We begin with the death of a young woman, Jessie, who is found with a list of names on her person. What do they mean? And why is Mark Easterbook (Rufus Sewell) on it? The answer has something to do with The Pale Horse, a pub in the quiet village of Much Deeping, where three sinister spinsters read fortunes.
Could it be witchcraft? That’s the twisted mystery at the heart of the increasingly eerie goings-on, and Phelps is in her element, weaving together suspicious deaths with an almost unnaturally dark atmosphere; within the opening minute, we’ve seen dead animals in jars and rat-ridden apartments, all adding to the morbid, depraved world of 1961 London. Director Leonora Lonsdale executes the unnerving details with a delightfully shadowy touch, turning a visit to Much Deeping into a folk horror-tinged nightmare, complete with parades and masks – we’re a long way from Miss Marple and Hercule Poirot here.
Indeed, Phelps’ adaptations have tended to avoid the well-known, iconic tales, instead giving other characters a chance to shine and fleshing out interesting and surprising subtexts from the breadcrumbs scattered across the original pages. Rufus Sewell, who is enjoying a much-deserved renaissance off the back of ITV’s Victoria and Amazon’s The Man in the High Castle, is perfectly cast as Mark Easterbrook, who moves from cynical curiosity through to mortal terror in the space of two hours, with a bitter resentment and loathing guilt simmering underneath his slick-suited surface.

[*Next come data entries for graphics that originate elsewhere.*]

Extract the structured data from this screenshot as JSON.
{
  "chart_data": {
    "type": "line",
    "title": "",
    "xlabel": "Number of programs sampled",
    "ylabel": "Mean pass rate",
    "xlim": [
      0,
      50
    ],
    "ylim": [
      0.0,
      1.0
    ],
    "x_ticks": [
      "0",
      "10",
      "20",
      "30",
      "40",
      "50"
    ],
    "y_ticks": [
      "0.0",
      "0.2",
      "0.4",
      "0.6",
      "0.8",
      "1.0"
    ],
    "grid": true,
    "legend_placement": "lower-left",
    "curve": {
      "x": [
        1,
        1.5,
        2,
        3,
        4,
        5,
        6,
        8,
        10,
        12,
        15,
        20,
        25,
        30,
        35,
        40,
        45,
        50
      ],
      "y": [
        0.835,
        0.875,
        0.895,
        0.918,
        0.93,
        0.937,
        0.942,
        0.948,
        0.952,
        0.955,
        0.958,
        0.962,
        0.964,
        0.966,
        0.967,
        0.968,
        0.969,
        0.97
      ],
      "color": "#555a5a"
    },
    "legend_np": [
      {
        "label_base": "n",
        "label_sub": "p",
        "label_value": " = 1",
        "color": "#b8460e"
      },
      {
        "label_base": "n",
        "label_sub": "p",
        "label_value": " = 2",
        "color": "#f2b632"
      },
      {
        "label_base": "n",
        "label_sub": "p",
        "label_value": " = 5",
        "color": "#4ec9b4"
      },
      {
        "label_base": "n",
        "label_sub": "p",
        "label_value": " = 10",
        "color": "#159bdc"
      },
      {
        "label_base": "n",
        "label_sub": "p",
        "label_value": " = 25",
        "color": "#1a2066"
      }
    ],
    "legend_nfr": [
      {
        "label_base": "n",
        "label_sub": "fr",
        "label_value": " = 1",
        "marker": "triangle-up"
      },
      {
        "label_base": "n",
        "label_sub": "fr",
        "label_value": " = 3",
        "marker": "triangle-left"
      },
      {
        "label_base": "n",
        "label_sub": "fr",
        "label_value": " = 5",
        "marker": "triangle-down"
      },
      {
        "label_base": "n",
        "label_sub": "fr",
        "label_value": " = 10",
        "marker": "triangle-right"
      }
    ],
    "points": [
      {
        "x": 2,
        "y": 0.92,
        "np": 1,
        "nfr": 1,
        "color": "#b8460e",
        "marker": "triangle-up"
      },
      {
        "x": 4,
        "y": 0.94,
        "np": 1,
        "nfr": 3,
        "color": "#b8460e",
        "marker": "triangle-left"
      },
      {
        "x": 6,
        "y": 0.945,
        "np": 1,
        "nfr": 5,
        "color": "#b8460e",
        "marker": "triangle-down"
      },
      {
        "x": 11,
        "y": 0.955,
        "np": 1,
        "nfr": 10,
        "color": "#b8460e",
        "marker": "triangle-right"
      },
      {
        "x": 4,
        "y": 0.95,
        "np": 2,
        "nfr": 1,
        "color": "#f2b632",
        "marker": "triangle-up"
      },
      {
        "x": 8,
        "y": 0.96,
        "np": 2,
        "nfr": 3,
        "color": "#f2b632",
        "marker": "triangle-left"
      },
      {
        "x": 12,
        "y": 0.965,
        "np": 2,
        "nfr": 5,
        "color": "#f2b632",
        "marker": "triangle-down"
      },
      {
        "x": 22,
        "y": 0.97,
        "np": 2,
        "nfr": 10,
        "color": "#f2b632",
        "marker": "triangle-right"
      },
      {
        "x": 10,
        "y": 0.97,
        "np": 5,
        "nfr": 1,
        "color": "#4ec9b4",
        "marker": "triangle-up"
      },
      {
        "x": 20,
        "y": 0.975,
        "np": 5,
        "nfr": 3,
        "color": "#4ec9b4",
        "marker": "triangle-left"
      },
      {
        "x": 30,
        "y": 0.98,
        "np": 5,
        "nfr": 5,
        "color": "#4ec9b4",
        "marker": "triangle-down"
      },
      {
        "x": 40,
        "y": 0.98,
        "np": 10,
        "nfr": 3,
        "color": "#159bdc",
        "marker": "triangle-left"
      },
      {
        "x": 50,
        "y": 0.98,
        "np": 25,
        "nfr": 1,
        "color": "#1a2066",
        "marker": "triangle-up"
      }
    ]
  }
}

Sewell is matched by the always-excellent Kaya Scodelario as her second wife, Hermia, who prepares party snacks and serves up roast dinners with the calm intensity of an unexploded landmine, always on the verge of bursting into imagined violence and erupting with unspoken anger. Together, they make for a gripping, tragic snapshot of a society where public perfection is eaten away by hidden doubts and problems, where class tensions and unchecked privilege are begging to be torn down – the perfect environment for witches looking to prey on people’s desire for revenge, freedom or simply a taste of happiness.

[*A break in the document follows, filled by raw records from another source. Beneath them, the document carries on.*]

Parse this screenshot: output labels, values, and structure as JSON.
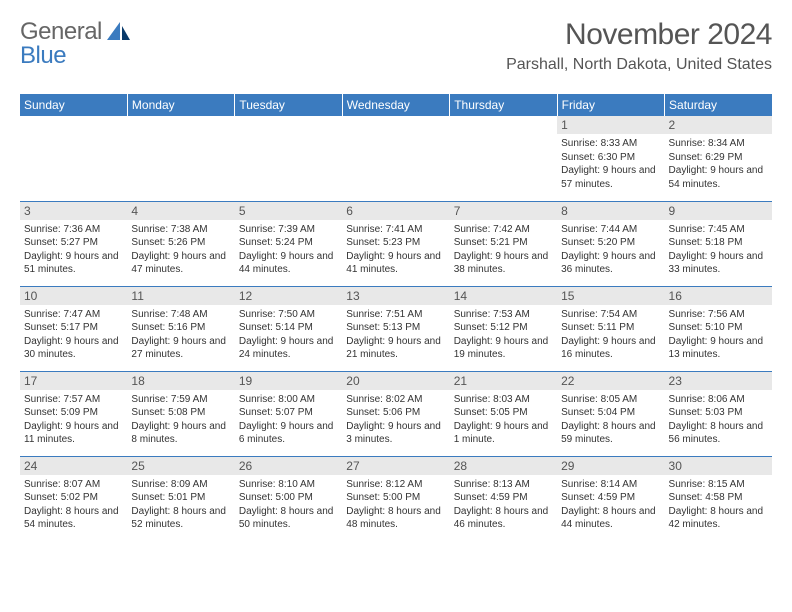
{
  "logo": {
    "text1": "General",
    "text2": "Blue"
  },
  "title": "November 2024",
  "location": "Parshall, North Dakota, United States",
  "colors": {
    "header_bg": "#3b7bbf",
    "header_fg": "#ffffff",
    "daynum_bg": "#e8e8e8",
    "text": "#333333",
    "border": "#3b7bbf"
  },
  "day_headers": [
    "Sunday",
    "Monday",
    "Tuesday",
    "Wednesday",
    "Thursday",
    "Friday",
    "Saturday"
  ],
  "weeks": [
    [
      {
        "n": "",
        "lines": []
      },
      {
        "n": "",
        "lines": []
      },
      {
        "n": "",
        "lines": []
      },
      {
        "n": "",
        "lines": []
      },
      {
        "n": "",
        "lines": []
      },
      {
        "n": "1",
        "lines": [
          "Sunrise: 8:33 AM",
          "Sunset: 6:30 PM",
          "Daylight: 9 hours and 57 minutes."
        ]
      },
      {
        "n": "2",
        "lines": [
          "Sunrise: 8:34 AM",
          "Sunset: 6:29 PM",
          "Daylight: 9 hours and 54 minutes."
        ]
      }
    ],
    [
      {
        "n": "3",
        "lines": [
          "Sunrise: 7:36 AM",
          "Sunset: 5:27 PM",
          "Daylight: 9 hours and 51 minutes."
        ]
      },
      {
        "n": "4",
        "lines": [
          "Sunrise: 7:38 AM",
          "Sunset: 5:26 PM",
          "Daylight: 9 hours and 47 minutes."
        ]
      },
      {
        "n": "5",
        "lines": [
          "Sunrise: 7:39 AM",
          "Sunset: 5:24 PM",
          "Daylight: 9 hours and 44 minutes."
        ]
      },
      {
        "n": "6",
        "lines": [
          "Sunrise: 7:41 AM",
          "Sunset: 5:23 PM",
          "Daylight: 9 hours and 41 minutes."
        ]
      },
      {
        "n": "7",
        "lines": [
          "Sunrise: 7:42 AM",
          "Sunset: 5:21 PM",
          "Daylight: 9 hours and 38 minutes."
        ]
      },
      {
        "n": "8",
        "lines": [
          "Sunrise: 7:44 AM",
          "Sunset: 5:20 PM",
          "Daylight: 9 hours and 36 minutes."
        ]
      },
      {
        "n": "9",
        "lines": [
          "Sunrise: 7:45 AM",
          "Sunset: 5:18 PM",
          "Daylight: 9 hours and 33 minutes."
        ]
      }
    ],
    [
      {
        "n": "10",
        "lines": [
          "Sunrise: 7:47 AM",
          "Sunset: 5:17 PM",
          "Daylight: 9 hours and 30 minutes."
        ]
      },
      {
        "n": "11",
        "lines": [
          "Sunrise: 7:48 AM",
          "Sunset: 5:16 PM",
          "Daylight: 9 hours and 27 minutes."
        ]
      },
      {
        "n": "12",
        "lines": [
          "Sunrise: 7:50 AM",
          "Sunset: 5:14 PM",
          "Daylight: 9 hours and 24 minutes."
        ]
      },
      {
        "n": "13",
        "lines": [
          "Sunrise: 7:51 AM",
          "Sunset: 5:13 PM",
          "Daylight: 9 hours and 21 minutes."
        ]
      },
      {
        "n": "14",
        "lines": [
          "Sunrise: 7:53 AM",
          "Sunset: 5:12 PM",
          "Daylight: 9 hours and 19 minutes."
        ]
      },
      {
        "n": "15",
        "lines": [
          "Sunrise: 7:54 AM",
          "Sunset: 5:11 PM",
          "Daylight: 9 hours and 16 minutes."
        ]
      },
      {
        "n": "16",
        "lines": [
          "Sunrise: 7:56 AM",
          "Sunset: 5:10 PM",
          "Daylight: 9 hours and 13 minutes."
        ]
      }
    ],
    [
      {
        "n": "17",
        "lines": [
          "Sunrise: 7:57 AM",
          "Sunset: 5:09 PM",
          "Daylight: 9 hours and 11 minutes."
        ]
      },
      {
        "n": "18",
        "lines": [
          "Sunrise: 7:59 AM",
          "Sunset: 5:08 PM",
          "Daylight: 9 hours and 8 minutes."
        ]
      },
      {
        "n": "19",
        "lines": [
          "Sunrise: 8:00 AM",
          "Sunset: 5:07 PM",
          "Daylight: 9 hours and 6 minutes."
        ]
      },
      {
        "n": "20",
        "lines": [
          "Sunrise: 8:02 AM",
          "Sunset: 5:06 PM",
          "Daylight: 9 hours and 3 minutes."
        ]
      },
      {
        "n": "21",
        "lines": [
          "Sunrise: 8:03 AM",
          "Sunset: 5:05 PM",
          "Daylight: 9 hours and 1 minute."
        ]
      },
      {
        "n": "22",
        "lines": [
          "Sunrise: 8:05 AM",
          "Sunset: 5:04 PM",
          "Daylight: 8 hours and 59 minutes."
        ]
      },
      {
        "n": "23",
        "lines": [
          "Sunrise: 8:06 AM",
          "Sunset: 5:03 PM",
          "Daylight: 8 hours and 56 minutes."
        ]
      }
    ],
    [
      {
        "n": "24",
        "lines": [
          "Sunrise: 8:07 AM",
          "Sunset: 5:02 PM",
          "Daylight: 8 hours and 54 minutes."
        ]
      },
      {
        "n": "25",
        "lines": [
          "Sunrise: 8:09 AM",
          "Sunset: 5:01 PM",
          "Daylight: 8 hours and 52 minutes."
        ]
      },
      {
        "n": "26",
        "lines": [
          "Sunrise: 8:10 AM",
          "Sunset: 5:00 PM",
          "Daylight: 8 hours and 50 minutes."
        ]
      },
      {
        "n": "27",
        "lines": [
          "Sunrise: 8:12 AM",
          "Sunset: 5:00 PM",
          "Daylight: 8 hours and 48 minutes."
        ]
      },
      {
        "n": "28",
        "lines": [
          "Sunrise: 8:13 AM",
          "Sunset: 4:59 PM",
          "Daylight: 8 hours and 46 minutes."
        ]
      },
      {
        "n": "29",
        "lines": [
          "Sunrise: 8:14 AM",
          "Sunset: 4:59 PM",
          "Daylight: 8 hours and 44 minutes."
        ]
      },
      {
        "n": "30",
        "lines": [
          "Sunrise: 8:15 AM",
          "Sunset: 4:58 PM",
          "Daylight: 8 hours and 42 minutes."
        ]
      }
    ]
  ]
}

The couple are supported by an exceptional ensemble, which includes Henry Lloyd-Hughes as Mark’s friend, David Ardingly, and the scene-stealing Bertie Carvel as Zachariah Osborne, both men on the list too – the first so straight-laced you become paranoid about the paranormal threat they face, the latter so overly enthusiastic about how to stop it that you’re not sure what to believe.

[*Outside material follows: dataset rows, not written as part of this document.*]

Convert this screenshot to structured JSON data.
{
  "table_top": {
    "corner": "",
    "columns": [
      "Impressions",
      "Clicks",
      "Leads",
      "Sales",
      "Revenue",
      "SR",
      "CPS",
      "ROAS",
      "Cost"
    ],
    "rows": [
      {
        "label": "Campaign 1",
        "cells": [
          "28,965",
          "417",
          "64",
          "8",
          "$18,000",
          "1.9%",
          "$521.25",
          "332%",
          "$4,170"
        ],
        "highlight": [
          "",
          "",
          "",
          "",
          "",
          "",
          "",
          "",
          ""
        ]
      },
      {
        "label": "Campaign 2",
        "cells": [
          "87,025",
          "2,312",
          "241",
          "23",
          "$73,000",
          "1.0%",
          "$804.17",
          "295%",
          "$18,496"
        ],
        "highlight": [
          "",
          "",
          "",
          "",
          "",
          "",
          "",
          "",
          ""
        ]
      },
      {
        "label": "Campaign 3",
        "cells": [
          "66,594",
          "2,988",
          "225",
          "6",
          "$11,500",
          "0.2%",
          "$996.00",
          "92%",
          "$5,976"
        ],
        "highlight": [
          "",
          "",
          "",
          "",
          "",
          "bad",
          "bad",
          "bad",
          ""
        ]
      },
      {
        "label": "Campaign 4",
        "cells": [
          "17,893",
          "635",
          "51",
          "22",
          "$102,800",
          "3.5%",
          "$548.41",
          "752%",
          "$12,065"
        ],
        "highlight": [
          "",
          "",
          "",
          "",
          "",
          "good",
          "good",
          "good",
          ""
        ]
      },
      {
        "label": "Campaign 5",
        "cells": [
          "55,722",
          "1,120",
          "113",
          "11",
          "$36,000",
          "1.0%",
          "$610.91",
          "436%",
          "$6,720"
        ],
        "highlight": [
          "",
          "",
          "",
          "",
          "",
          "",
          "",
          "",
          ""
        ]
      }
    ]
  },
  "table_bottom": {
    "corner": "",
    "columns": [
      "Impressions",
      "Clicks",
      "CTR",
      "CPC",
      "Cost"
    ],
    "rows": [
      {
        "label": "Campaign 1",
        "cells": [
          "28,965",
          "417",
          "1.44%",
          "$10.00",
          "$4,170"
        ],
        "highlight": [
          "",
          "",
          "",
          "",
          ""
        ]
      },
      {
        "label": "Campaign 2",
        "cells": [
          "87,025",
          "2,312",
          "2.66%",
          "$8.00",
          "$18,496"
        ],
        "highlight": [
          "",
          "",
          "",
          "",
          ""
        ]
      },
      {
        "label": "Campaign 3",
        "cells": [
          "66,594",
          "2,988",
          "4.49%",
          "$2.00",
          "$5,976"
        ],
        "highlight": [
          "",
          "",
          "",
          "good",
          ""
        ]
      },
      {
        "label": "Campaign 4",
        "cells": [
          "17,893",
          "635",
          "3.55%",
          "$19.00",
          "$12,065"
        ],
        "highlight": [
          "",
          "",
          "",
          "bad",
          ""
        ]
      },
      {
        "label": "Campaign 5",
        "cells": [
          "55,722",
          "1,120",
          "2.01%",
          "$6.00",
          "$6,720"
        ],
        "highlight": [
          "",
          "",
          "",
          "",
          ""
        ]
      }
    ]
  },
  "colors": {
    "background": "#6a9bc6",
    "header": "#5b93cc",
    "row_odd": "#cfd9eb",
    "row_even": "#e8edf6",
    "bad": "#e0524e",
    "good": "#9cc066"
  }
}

“It’s not your job to work it out,” reminds Detective Lejeune, played with a roguish glint – and a steely flint – by Sean Pertwee. By the time an answer is unveiled, it’s too late: we’ve been so swallowed up by the curse’s creepy effects that the drama’s spell has already been cast. As a final masterclass in making the familiar unfamiliar, Phelps’ transformation of Agatha Christie into chilling TV is as haunting and stylish as ever.